見えていた傷たちは、時間と共に消えていく。


だけど、一方で、見えない傷、
勲章とも呼べない、いや絶対に呼びたくない、
心の傷ココロノキズは、先程のとは、比べものにならない。

私の場合、いまだに残っていて、
その季節になったり、
夜が更ける度に思い出し、傷たちがうごめく。



最近は、
後輩たちが、修士論文や学士論文の発表準備に勤しんでいる様子を見ると、

「先生にとって、俺の修士論文よりも、
後輩(=わたし)の(学術誌投稿用の)論文が大事なんだ。
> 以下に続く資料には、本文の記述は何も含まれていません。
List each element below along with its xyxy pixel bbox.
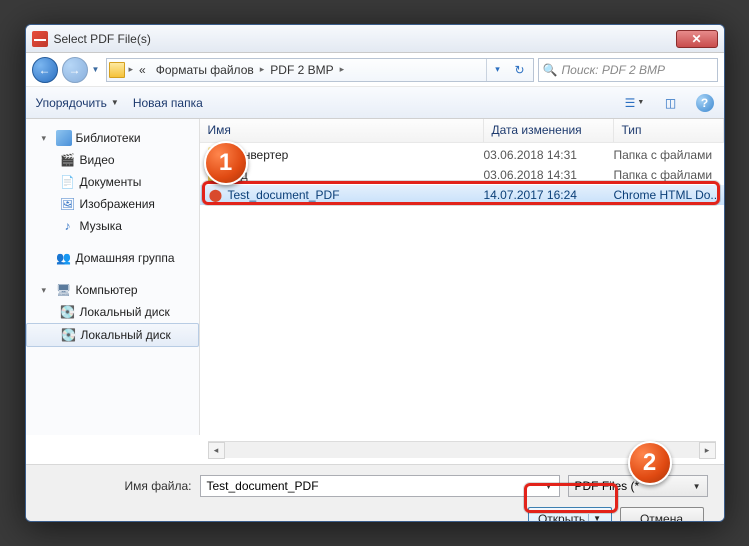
file-row[interactable]: ард 03.06.2018 14:31 Папка с файлами: [200, 165, 724, 185]
triangle-left-icon: ◂: [214, 445, 219, 456]
chevron-right-icon: ▸: [129, 64, 134, 75]
breadcrumb-item[interactable]: PDF 2 BMP: [266, 61, 337, 79]
triangle-right-icon: ▸: [705, 445, 710, 456]
bottom-bar: Имя файла: Test_document_PDF ▼ PDF Files…: [26, 464, 724, 522]
tree-documents[interactable]: 📄Документы: [26, 171, 199, 193]
chevron-right-icon: ▸: [260, 64, 265, 75]
chevron-right-icon: ▸: [340, 64, 345, 75]
tree-disk[interactable]: 💽Локальный диск: [26, 301, 199, 323]
disk-icon: 💽: [61, 327, 77, 343]
window-title: Select PDF File(s): [54, 32, 676, 46]
chevron-down-icon: ▼: [588, 514, 601, 522]
chevron-down-icon: ▼: [545, 482, 553, 491]
disk-icon: 💽: [60, 304, 76, 320]
forward-arrow-icon: →: [69, 63, 81, 77]
file-icon: ⬤: [208, 187, 224, 203]
annotation-badge-2: 2: [628, 441, 672, 485]
address-dropdown-button[interactable]: ▾: [487, 59, 509, 81]
documents-icon: 📄: [60, 174, 76, 190]
help-button[interactable]: ?: [696, 94, 714, 112]
refresh-icon: ↻: [514, 63, 524, 77]
search-input[interactable]: 🔍 Поиск: PDF 2 BMP: [538, 58, 718, 82]
chevron-down-icon: ▾: [495, 64, 500, 75]
file-list-pane: Имя Дата изменения Тип КОнвертер 03.06.2…: [200, 119, 724, 435]
expand-icon: ▾: [42, 285, 52, 296]
filter-text: PDF Files (*: [575, 479, 640, 493]
preview-pane-button[interactable]: ◫: [660, 92, 682, 114]
chevron-down-icon: ▼: [111, 98, 119, 107]
annotation-badge-1: 1: [204, 141, 248, 185]
cancel-button[interactable]: Отмена: [620, 507, 704, 522]
organize-button[interactable]: Упорядочить ▼: [36, 96, 119, 110]
tree-libraries[interactable]: ▾Библиотеки: [26, 127, 199, 149]
chevron-down-icon: ▼: [693, 482, 701, 491]
new-folder-button[interactable]: Новая папка: [133, 96, 203, 110]
column-headers: Имя Дата изменения Тип: [200, 119, 724, 143]
search-icon: 🔍: [543, 63, 558, 77]
column-type[interactable]: Тип: [614, 119, 724, 142]
view-options-button[interactable]: ☰▼: [624, 92, 646, 114]
scroll-right-button[interactable]: ▸: [699, 442, 716, 459]
folder-icon: [109, 62, 125, 78]
help-icon: ?: [701, 96, 708, 110]
back-button[interactable]: ←: [32, 57, 58, 83]
filename-input[interactable]: Test_document_PDF ▼: [200, 475, 560, 497]
column-date[interactable]: Дата изменения: [484, 119, 614, 142]
file-dialog-window: Select PDF File(s) ✕ ← → ▼ ▸ « Форматы ф…: [25, 24, 725, 522]
breadcrumb-root[interactable]: «: [135, 61, 150, 79]
toolbar: Упорядочить ▼ Новая папка ☰▼ ◫ ?: [26, 87, 724, 119]
filename-label: Имя файла:: [42, 479, 192, 493]
file-row[interactable]: КОнвертер 03.06.2018 14:31 Папка с файла…: [200, 145, 724, 165]
tree-homegroup[interactable]: 👥Домашняя группа: [26, 247, 199, 269]
close-icon: ✕: [691, 32, 701, 46]
open-button[interactable]: Открыть ▼: [528, 507, 612, 522]
music-icon: ♪: [60, 218, 76, 234]
app-icon: [32, 31, 48, 47]
search-placeholder: Поиск: PDF 2 BMP: [561, 63, 665, 77]
address-bar[interactable]: ▸ « Форматы файлов ▸ PDF 2 BMP ▸ ▾ ↻: [106, 58, 534, 82]
close-button[interactable]: ✕: [676, 30, 718, 48]
homegroup-icon: 👥: [56, 250, 72, 266]
tree-video[interactable]: 🎬Видео: [26, 149, 199, 171]
view-list-icon: ☰: [625, 96, 636, 110]
file-row-selected[interactable]: ⬤Test_document_PDF 14.07.2017 16:24 Chro…: [200, 185, 724, 205]
chevron-down-icon: ▼: [637, 99, 644, 106]
tree-images[interactable]: 🖼Изображения: [26, 193, 199, 215]
body-area: ▾Библиотеки 🎬Видео 📄Документы 🖼Изображен…: [26, 119, 724, 435]
tree-music[interactable]: ♪Музыка: [26, 215, 199, 237]
libraries-icon: [56, 130, 72, 146]
preview-pane-icon: ◫: [665, 96, 676, 110]
filename-value: Test_document_PDF: [207, 479, 319, 493]
back-arrow-icon: ←: [39, 63, 51, 77]
column-name[interactable]: Имя: [200, 119, 484, 142]
video-icon: 🎬: [60, 152, 76, 168]
forward-button[interactable]: →: [62, 57, 88, 83]
navigation-tree: ▾Библиотеки 🎬Видео 📄Документы 🖼Изображен…: [26, 119, 200, 435]
tree-computer[interactable]: ▾🖥Компьютер: [26, 279, 199, 301]
images-icon: 🖼: [60, 196, 76, 212]
history-dropdown[interactable]: ▼: [92, 57, 102, 83]
computer-icon: 🖥: [56, 282, 72, 298]
refresh-button[interactable]: ↻: [509, 59, 531, 81]
scroll-left-button[interactable]: ◂: [208, 442, 225, 459]
expand-icon: ▾: [42, 133, 52, 144]
tree-disk-selected[interactable]: 💽Локальный диск: [26, 323, 199, 347]
breadcrumb-item[interactable]: Форматы файлов: [152, 61, 258, 79]
nav-bar: ← → ▼ ▸ « Форматы файлов ▸ PDF 2 BMP ▸ ▾…: [26, 53, 724, 87]
titlebar: Select PDF File(s) ✕: [26, 25, 724, 53]
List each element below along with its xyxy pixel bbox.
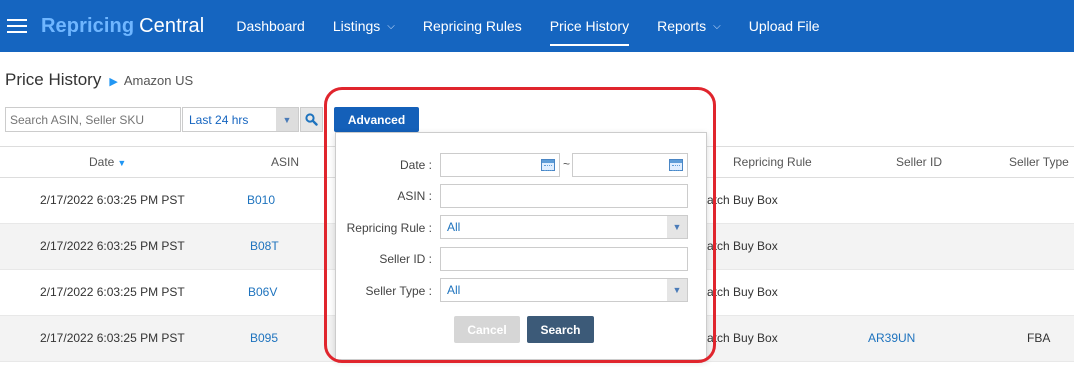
nav-upload-file[interactable]: Upload File <box>735 0 834 52</box>
chevron-down-icon: ⌵ <box>713 20 721 32</box>
row-repricing-rule: atch Buy Box <box>707 331 778 345</box>
brand-logo[interactable]: Repricing Central <box>41 15 204 38</box>
nav-price-history[interactable]: Price History <box>536 0 643 52</box>
page-title-text: Price History <box>5 70 102 89</box>
time-range-select[interactable]: Last 24 hrs ▼ <box>182 107 299 132</box>
row-repricing-rule: atch Buy Box <box>707 193 778 207</box>
search-input[interactable] <box>5 107 181 132</box>
chevron-down-icon: ⌵ <box>387 20 395 32</box>
nav-listings[interactable]: Listings ⌵ <box>319 0 409 52</box>
repricing-rule-select[interactable]: All ▼ <box>440 215 688 239</box>
row-seller-type: FBA <box>1027 331 1051 345</box>
row-repricing-rule: atch Buy Box <box>707 285 778 299</box>
calendar-icon[interactable] <box>669 159 683 171</box>
seller-type-value: All <box>447 283 461 297</box>
nav-reports[interactable]: Reports ⌵ <box>643 0 735 52</box>
nav-dashboard[interactable]: Dashboard <box>222 0 319 52</box>
calendar-icon[interactable] <box>541 159 555 171</box>
hamburger-menu-icon[interactable] <box>7 19 27 33</box>
time-range-value: Last 24 hrs <box>189 112 249 127</box>
row-repricing-rule: atch Buy Box <box>707 239 778 253</box>
column-header-date-label: Date <box>89 155 115 169</box>
asin-label: ASIN : <box>397 189 432 203</box>
nav-repricing-rules[interactable]: Repricing Rules <box>409 0 536 52</box>
nav-reports-label: Reports <box>657 18 707 34</box>
row-asin-link[interactable]: B06V <box>248 270 277 315</box>
dropdown-caret-icon[interactable]: ▼ <box>276 108 298 131</box>
brand-part1: Repricing <box>41 14 135 37</box>
nav-price-history-label: Price History <box>549 18 630 34</box>
seller-id-label: Seller ID : <box>379 252 432 266</box>
row-date: 2/17/2022 6:03:25 PM PST <box>40 285 185 299</box>
row-asin-text: B08T <box>250 239 279 253</box>
column-header-asin[interactable]: ASIN <box>271 147 299 177</box>
seller-type-label: Seller Type : <box>365 284 432 298</box>
row-asin-text: B095 <box>250 331 279 345</box>
row-asin-link[interactable]: B08T <box>250 224 279 269</box>
asin-field[interactable] <box>440 184 688 208</box>
cancel-button[interactable]: Cancel <box>454 316 520 343</box>
column-header-date[interactable]: Date ▼ <box>89 147 126 177</box>
breadcrumb-marketplace[interactable]: Amazon US <box>124 73 193 88</box>
nav-listings-label: Listings <box>332 18 381 34</box>
search-submit-button[interactable]: Search <box>527 316 594 343</box>
column-header-repricing-rule[interactable]: Repricing Rule <box>733 147 812 177</box>
date-range-separator: ~ <box>563 157 571 171</box>
nav-dashboard-label: Dashboard <box>236 18 305 34</box>
row-seller-id-text: AR39UN <box>868 331 916 345</box>
repricing-rule-label: Repricing Rule : <box>346 221 432 235</box>
date-from-field[interactable] <box>440 153 560 177</box>
row-asin-link[interactable]: B010 <box>247 178 275 223</box>
search-icon <box>305 113 318 126</box>
advanced-search-panel: Date : ~ ASIN : Repricing Rule : All ▼ S… <box>335 132 707 360</box>
dropdown-caret-icon[interactable]: ▼ <box>667 279 687 301</box>
sort-down-icon: ▼ <box>117 158 127 168</box>
seller-id-field[interactable] <box>440 247 688 271</box>
row-asin-link[interactable]: B095 <box>250 316 278 361</box>
row-seller-id-link[interactable]: AR39UN <box>868 316 915 361</box>
column-header-seller-type[interactable]: Seller Type <box>1009 147 1069 177</box>
row-date: 2/17/2022 6:03:25 PM PST <box>40 193 185 207</box>
row-date: 2/17/2022 6:03:25 PM PST <box>40 239 185 253</box>
nav-repricing-rules-label: Repricing Rules <box>422 18 522 34</box>
dropdown-caret-icon[interactable]: ▼ <box>667 216 687 238</box>
column-header-seller-id[interactable]: Seller ID <box>896 147 942 177</box>
date-label: Date : <box>399 158 432 172</box>
row-asin-text: B010 <box>247 193 276 207</box>
row-date: 2/17/2022 6:03:25 PM PST <box>40 331 185 345</box>
main-nav: Dashboard Listings ⌵ Repricing Rules Pric… <box>222 0 833 52</box>
search-button[interactable] <box>300 107 323 132</box>
advanced-button[interactable]: Advanced <box>334 107 419 132</box>
breadcrumb-arrow-icon: ▶ <box>109 76 118 88</box>
brand-part2: Central <box>139 14 205 37</box>
seller-type-select[interactable]: All ▼ <box>440 278 688 302</box>
page-title: Price History ▶ Amazon US <box>5 70 193 90</box>
date-to-field[interactable] <box>572 153 688 177</box>
top-navbar: Repricing Central Dashboard Listings ⌵ Rep… <box>0 0 1074 52</box>
row-asin-text: B06V <box>248 285 278 299</box>
nav-upload-file-label: Upload File <box>748 18 820 34</box>
repricing-rule-value: All <box>447 220 461 234</box>
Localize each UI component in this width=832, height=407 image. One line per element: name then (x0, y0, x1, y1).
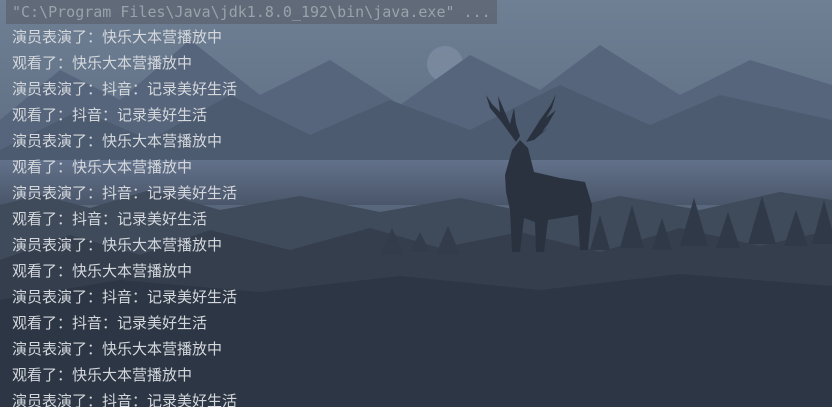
console-text-area[interactable]: "C:\Program Files\Java\jdk1.8.0_192\bin\… (0, 0, 832, 407)
console-output-line: 观看了：快乐大本营播放中 (12, 366, 193, 384)
console-output-line: 观看了：抖音：记录美好生活 (12, 210, 208, 228)
console-output-line: 演员表演了：快乐大本营播放中 (12, 132, 223, 150)
java-command-line: "C:\Program Files\Java\jdk1.8.0_192\bin\… (6, 0, 497, 24)
console-output-line: 演员表演了：抖音：记录美好生活 (12, 80, 238, 98)
run-console-output[interactable]: "C:\Program Files\Java\jdk1.8.0_192\bin\… (0, 0, 832, 407)
console-output-line: 观看了：快乐大本营播放中 (12, 262, 193, 280)
console-output-line: 演员表演了：抖音：记录美好生活 (12, 392, 238, 407)
console-output-line: 观看了：抖音：记录美好生活 (12, 106, 208, 124)
console-output-line: 演员表演了：抖音：记录美好生活 (12, 288, 238, 306)
console-output-line: 演员表演了：快乐大本营播放中 (12, 340, 223, 358)
console-output-line: 演员表演了：抖音：记录美好生活 (12, 184, 238, 202)
console-output-line: 观看了：快乐大本营播放中 (12, 54, 193, 72)
console-output-line: 观看了：快乐大本营播放中 (12, 158, 193, 176)
console-output-line: 观看了：抖音：记录美好生活 (12, 314, 208, 332)
console-output-line: 演员表演了：快乐大本营播放中 (12, 28, 223, 46)
console-output-line: 演员表演了：快乐大本营播放中 (12, 236, 223, 254)
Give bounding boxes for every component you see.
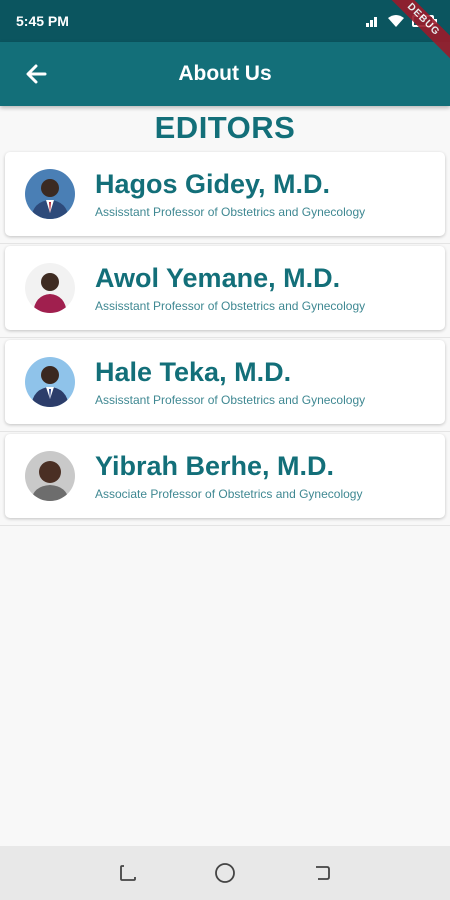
editor-name: Yibrah Berhe, M.D. — [95, 451, 335, 481]
editor-text: Yibrah Berhe, M.D. Associate Professor o… — [95, 450, 362, 502]
editor-card[interactable]: Hale Teka, M.D. Assisstant Professor of … — [5, 340, 445, 424]
editor-name: Hale Teka, M.D. — [95, 357, 292, 387]
list-item: Hagos Gidey, M.D. Assisstant Professor o… — [0, 150, 450, 244]
avatar — [25, 169, 75, 219]
editor-name: Hagos Gidey, M.D. — [95, 169, 331, 199]
signal-icon — [366, 15, 380, 27]
editor-text: Hale Teka, M.D. Assisstant Professor of … — [95, 356, 365, 408]
editor-text: Hagos Gidey, M.D. Assisstant Professor o… — [95, 168, 365, 220]
editor-list: Hagos Gidey, M.D. Assisstant Professor o… — [0, 150, 450, 526]
avatar — [25, 357, 75, 407]
recents-icon — [120, 865, 137, 881]
editor-title: Assisstant Professor of Obstetrics and G… — [95, 205, 366, 219]
home-button[interactable] — [213, 861, 237, 885]
editor-card[interactable]: Yibrah Berhe, M.D. Associate Professor o… — [5, 434, 445, 518]
editor-text: Awol Yemane, M.D. Assisstant Professor o… — [95, 262, 365, 314]
page-title: About Us — [178, 62, 272, 85]
editor-title: Associate Professor of Obstetrics and Gy… — [95, 487, 363, 501]
system-nav-bar — [0, 846, 450, 900]
editor-card[interactable]: Awol Yemane, M.D. Assisstant Professor o… — [5, 246, 445, 330]
editor-card[interactable]: Hagos Gidey, M.D. Assisstant Professor o… — [5, 152, 445, 236]
avatar — [25, 263, 75, 313]
list-item: Awol Yemane, M.D. Assisstant Professor o… — [0, 244, 450, 338]
list-item: Hale Teka, M.D. Assisstant Professor of … — [0, 338, 450, 432]
wifi-icon — [388, 15, 404, 27]
app-bar: About Us — [0, 42, 450, 106]
editor-name: Awol Yemane, M.D. — [95, 263, 341, 293]
recents-button[interactable] — [116, 861, 140, 885]
editor-title: Assisstant Professor of Obstetrics and G… — [95, 299, 366, 313]
list-item: Yibrah Berhe, M.D. Associate Professor o… — [0, 432, 450, 526]
avatar — [25, 451, 75, 501]
back-button[interactable] — [20, 60, 52, 88]
home-icon — [215, 863, 235, 883]
status-time: 5:45 PM — [16, 13, 69, 29]
system-back-button[interactable] — [310, 861, 334, 885]
back-icon — [315, 866, 330, 880]
editor-title: Assisstant Professor of Obstetrics and G… — [95, 393, 366, 407]
status-bar: 5:45 PM — [0, 0, 450, 42]
section-title: EDITORS — [154, 110, 296, 145]
back-arrow-icon — [26, 64, 47, 84]
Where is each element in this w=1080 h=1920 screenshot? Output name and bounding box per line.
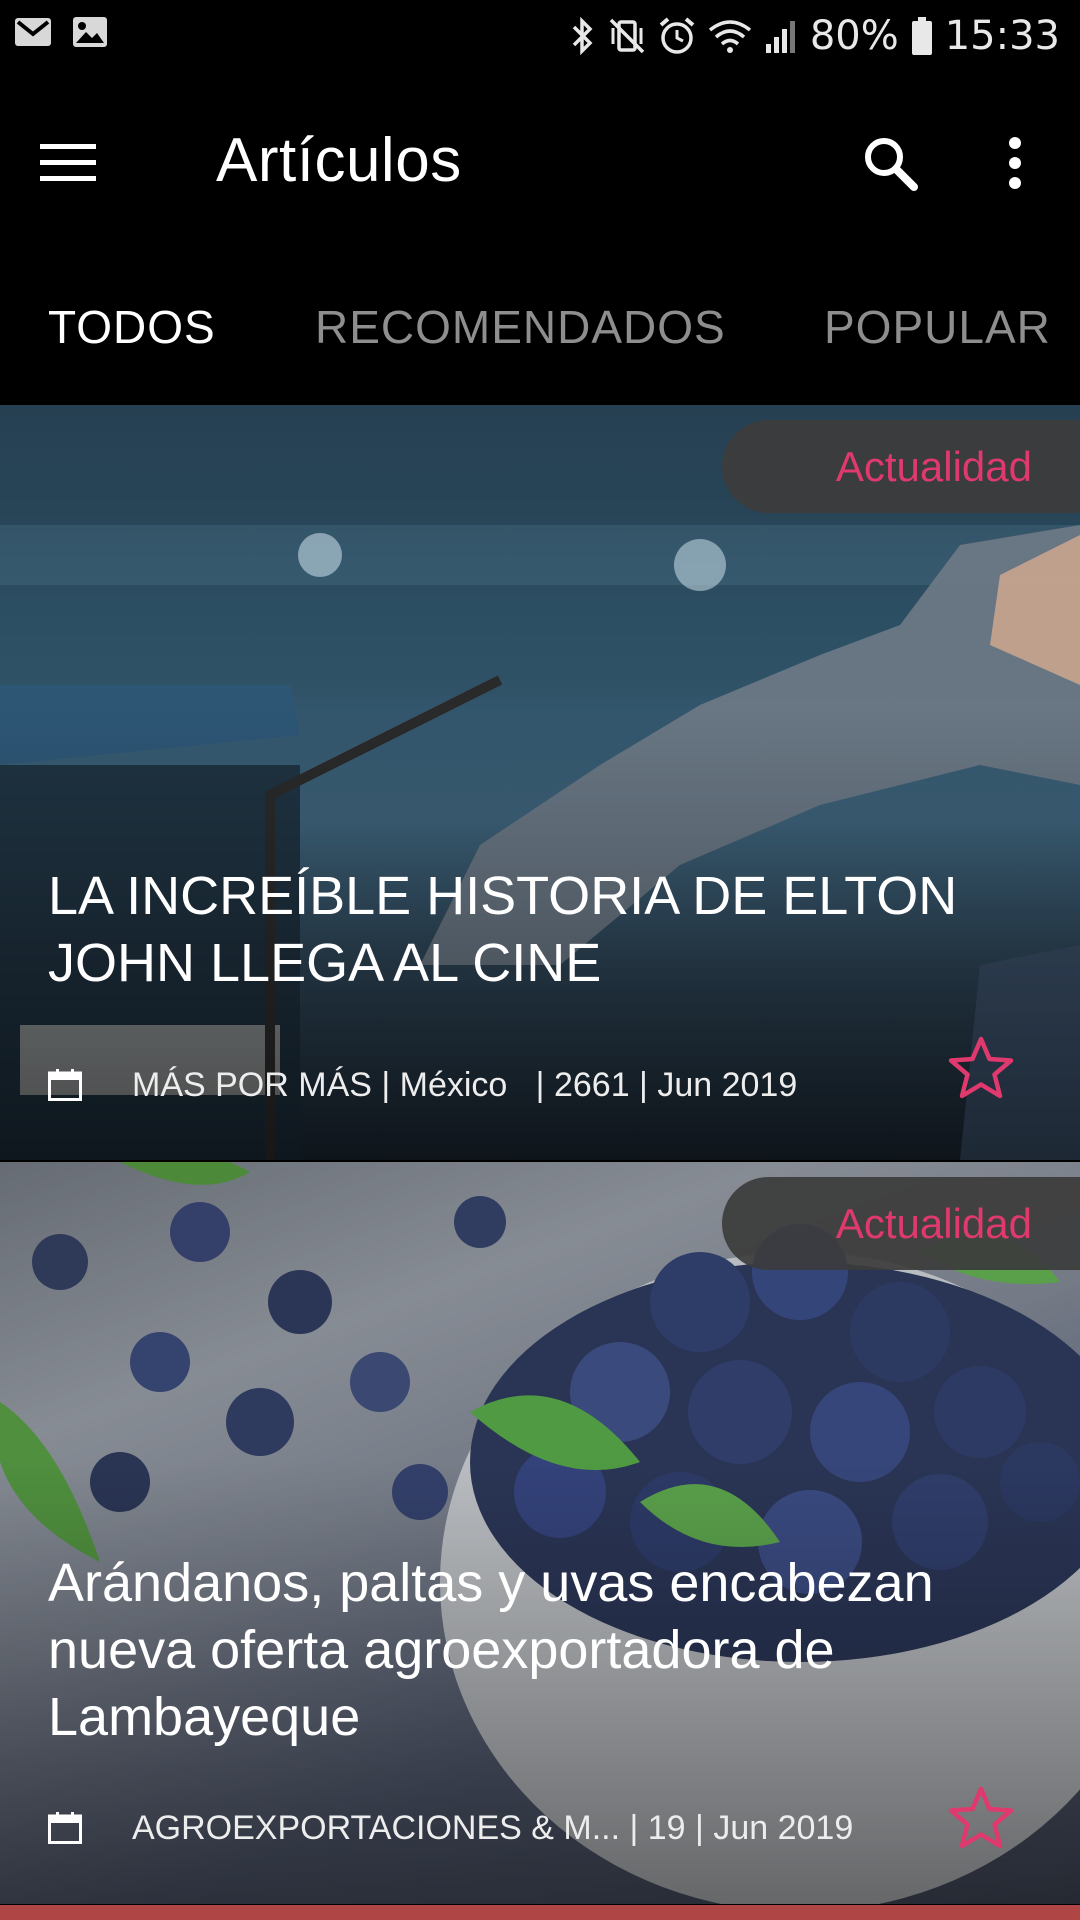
signal-icon — [764, 18, 798, 54]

」

4年前に、先輩から直接言われた言葉を思い出す。

先輩の修士論文添削と私の投稿用論文添削が重なってしまい、
さらに、先生の悪い癖で、一向に添削が進んでおらず、
締切が迫る中、急に言われた。

わざと被せたわけじゃないのに。
なぜ、こんなこと言われなきゃいけないの?
今も思い出して、苦しくなる。


言葉よりも、もっと残るのは、嗤った顔。

学部生の時、バイト先の塾の先輩は、同じ大学の人だった。

だけど、私を見下すような言葉をかけてきた。
俺の方が、頭がいい、みたいな態度で、ずっと接してきた。

私がミスをすると、嘲笑にも似た歪んだ嗤みえみを浮かべながら、
私のことを横目で見る。

それは、私にとって、とてもセンセーショナルなことだった。

当時の私は、今よりも敏感で、
てんかん治療・診察の度に、向けられているような視線と
同じ気がしてならなかった。

バカにされていることよりも、
こっちの危機感の方が、すさまじかった。

だから、結局、私は、バイトを辞めた。
そんな人とずっといることが耐えられなかったから。


ココロノキズは、数えるとキリがないほど、あるけれど、
どれも、傷が塞がっていない。

傷を塞いだと思えば、
傷が塞がったと思えば、
かさぶたごと、剥がされ、液体があふれ出す。

私は、フラッシュバックしやすい体質なので、
これらの繰り返し。


応急処置的に、絆創膏を貼るときもあるけれど、
絆創膏じゃ、やっぱり治らないし、
クリームを塗っても、治らない。

やっぱり、ココロノキズは、勲章にもなり得ない。

反面教師や戒めとして昇華させたり、
誰かの愛や優しさを受けたりすることで、
ほんの一部が治るだけ。


どうすれば、すべて治るのだろうか。

考え続けるけど、私にも分からない。


ただ、私にできることは、

今、現実世界やnoteで付き合っている人たちや、

これから、出会う人たちに、

そんなココロノキズを増やさないように、

また、ココロノキズに気付いて、寄り添うこと、

そして、できれば、
ココロノキズを付けようとする人に毅然と立ち向かうこと

だと、今、再び、思う。



私も皆様にとって、そんな存在になれれば、と日々精進します。

私も皆様と一緒に、乗り越えていきたい、と考えています。

よろしくお願いします。


カモさんのnoteに触発されて、書きました。